Mexican apparel exporters are aiming to benefit from the country's close proximity to the US by offering US customers short run, fast fashion items and full package manufacturing.

Mexican companies are focusing on niche markets because the so-called "Walmart market" – consisting of high volume, low value items – has largely been lost to China, according to the latest issue of Global Apparel Markets.

As recently as 2000 Mexico was the US's largest apparel supplier, but in the first five months of 2011 it was only the sixth largest. Since the elimination of quotas at the end of 2004, US buyers have been able to source more apparel from Asia at cheaper prices and this has had a detrimental effect on the Mexican apparel industry.

US imports from Mexico fell each year between 2000 and 2009 and Mexico's share of the market declined over this period from 14.7% to 5.4%. Furthermore, although US imports from Mexico rose in 2010, Mexico's share of the market fell again during the year – and in the year ending June 2011 Mexico accounted for just 4.8% of the US import market.

To combat the country's declining competitiveness, the Mexican government has set up design centres and is investing in state-of-the-art technology in order to encourage value added production in the sector.

In addition, the Mexican apparel industry has recently launched a training programme to improve the skills of its workforce so that the industry is capable of making more innovative and higher-end products.

Continued economic uncertainty in the US has provided an opportunity for Mexican exporters to revitalise their exports to the country.

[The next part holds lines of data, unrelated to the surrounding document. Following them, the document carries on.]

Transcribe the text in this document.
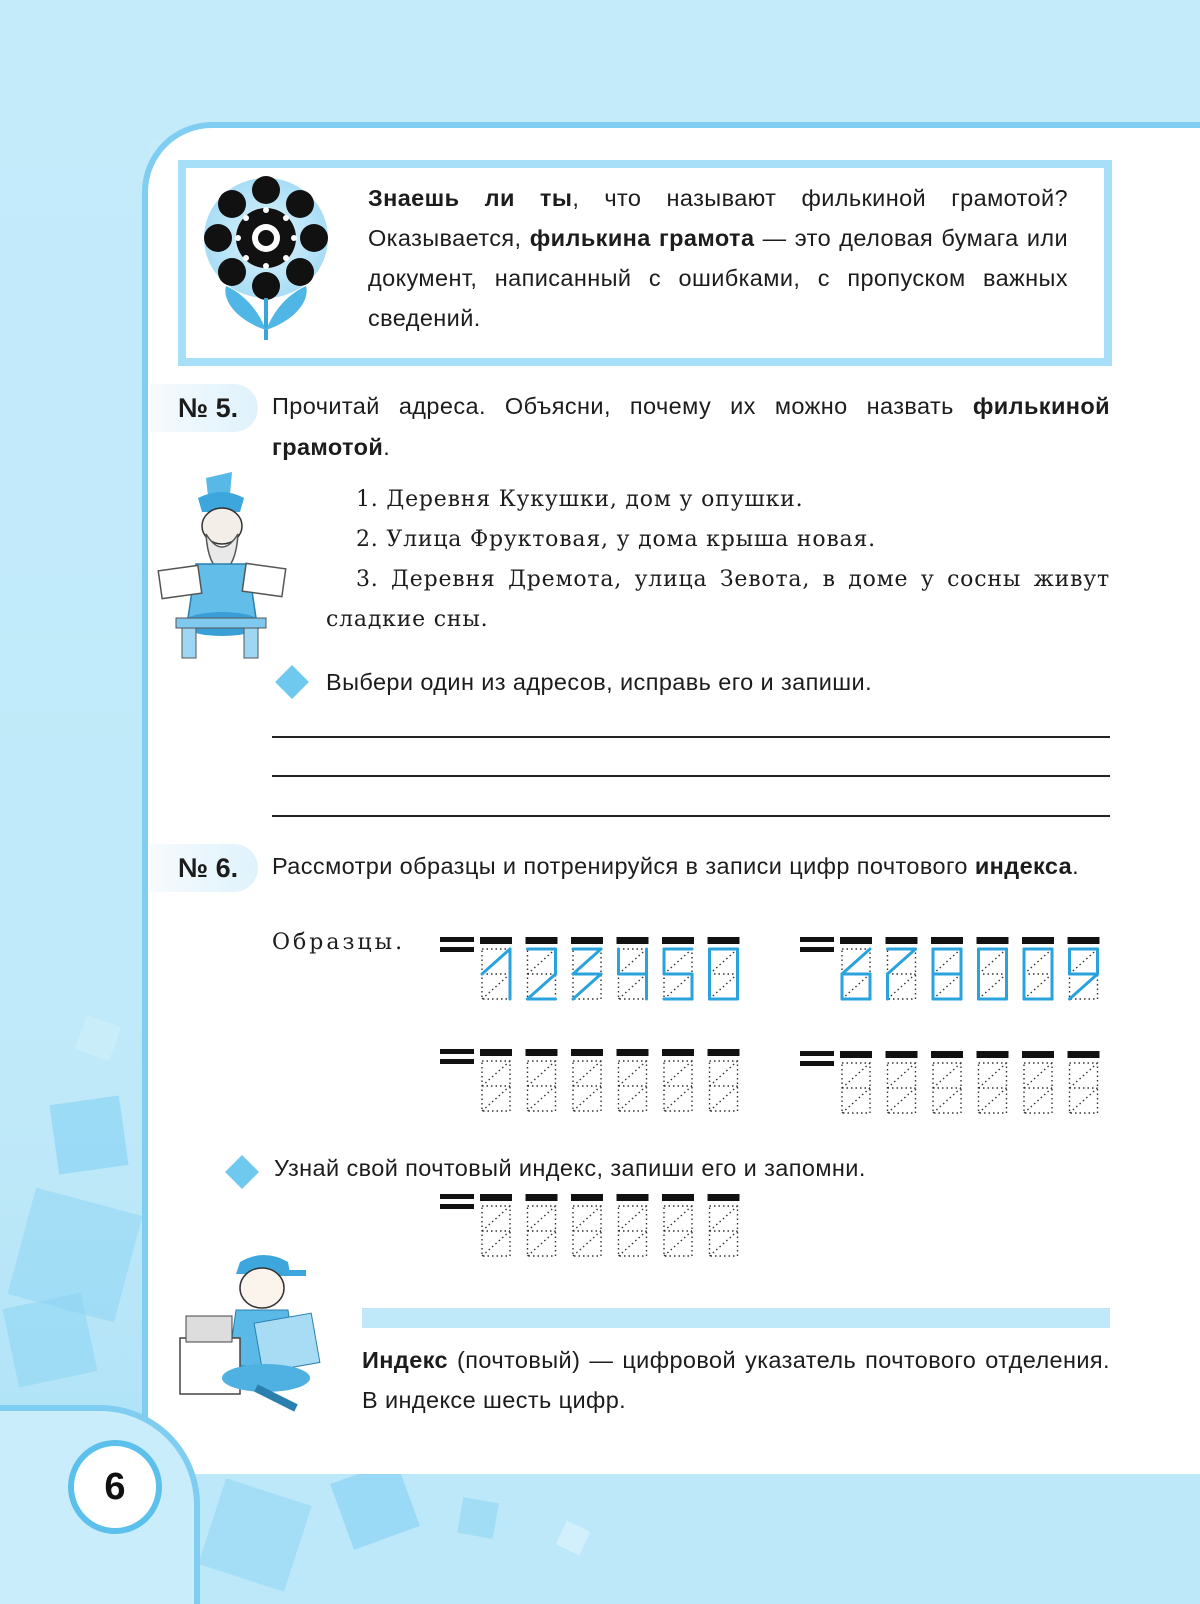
Знаешь ли ты, что называют филькиной грамотой? Оказывается, филькина грамота — это деловая бумага или документ, написанный с ошибками, с пропуском важных сведений.
№ 5.	Прочитай адреса. Объясни, почему их можно назвать филькиной грамотой.
1. Деревня Кукушки, дом у опушки.
2. Улица Фруктовая, у дома крыша новая.
3. Деревня Дремота, улица Зевота, в доме у сосны живут сладкие сны.
Выбери один из адресов, исправь его и запиши.
№ 6.	Рассмотри образцы и потренируйся в записи цифр почтового индекса.
Образцы.
Узнай свой почтовый индекс, запиши его и запомни.
Индекс (почтовый) — цифровой указатель почтового отделения. В индексе шесть цифр.
6
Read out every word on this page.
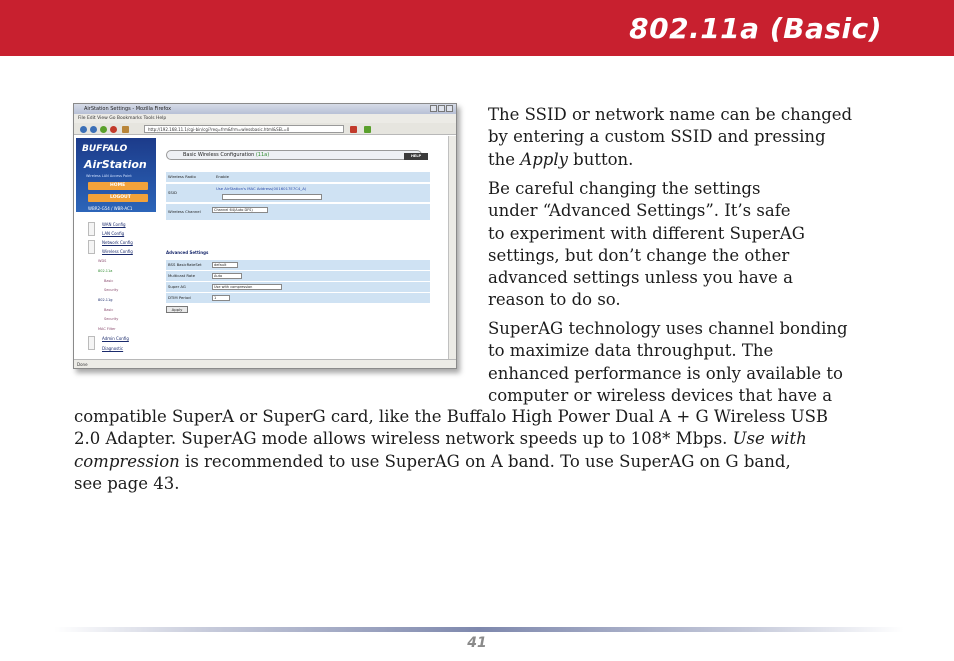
802.11a (Basic)
AirStation Settings - Mozilla Firefox
File Edit View Go Bookmarks Tools Help
http://192.168.11.1/cgi-bin/cgi?req=frm&frm=wlessbasic.html&SEL=0
BUFFALO
AirStation
Wireless LAN Access Point
WBR2-G54 / WBR-AC1
HOME
LOGOUT
WAN Config
LAN Config
Network Config
Wireless Config
WDS
802.11a
Basic
Security
802.11g
Basic
Security
MAC Filter
Admin Config
Diagnostic
Basic Wireless Configuration (11a)	HELP
Wireless Radio	Enable
SSID
Use AirStation's MAC Address(0016017E7C4_A)
Wireless Channel	Channel 64(Auto DFS)
Advanced Settings
BSS BasicRateSet	default
Multicast Rate	Auto
Super AG	Use with compression
DTIM Period	1
Apply
Done
The SSID or network name can be changed
by entering a custom SSID and pressing
the Apply button.
Be careful changing the settings
under “Advanced Settings”. It’s safe
to experiment with different SuperAG
settings, but don’t change the other
advanced settings unless you have a
reason to do so.
SuperAG technology uses channel bonding
to maximize data throughput. The
enhanced performance is only available to
computer or wireless devices that have a
compatible SuperA or SuperG card, like the Buffalo High Power Dual A + G Wireless USB
2.0 Adapter. SuperAG mode allows wireless network speeds up to 108* Mbps. Use with
compression is recommended to use SuperAG on A band. To use SuperAG on G band,
see page 43.
41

In particular, Mexico has been benefiting from reluctance among US apparel buyers to order large quantities of apparel from China while uncertainties remain in the US market.

Many buyers have been looking to suppliers in closer proximity to the US market who are willing to make to order and provide faster turnaround times, thereby minimising risks of overstocking. Mexico is well placed to supply these companies. It is conveniently located for short runs – and goods can be with customers in the US within six hours.

If the industry is to succeed in the medium to long term, however, more investment is needed to improve quality and design. Also, it needs to look to alternative markets in order to reduce its reliance on the US market.

At present, the US accounts for over 95% of Mexico's total apparel exports. However, the industry is looking to export more to Latin America, particularly Brazil, Colombia and Venezuela. In addition, the country is aiming to compete with Turkey in the global market for jeans, especially in Europe.

In October 2011 Mexico will be hosting the 27th convention of the International Apparel Federation (IAF) and the Mexican industry is hoping to use the opportunity to tell the world what it has to offer.
Mexico has more than 40 free trade agreements in place, enabling manufacturers in the country to export goods duty-free to almost anywhere in the world. Mexico is therefore ideally placed to become a manufacturing hub.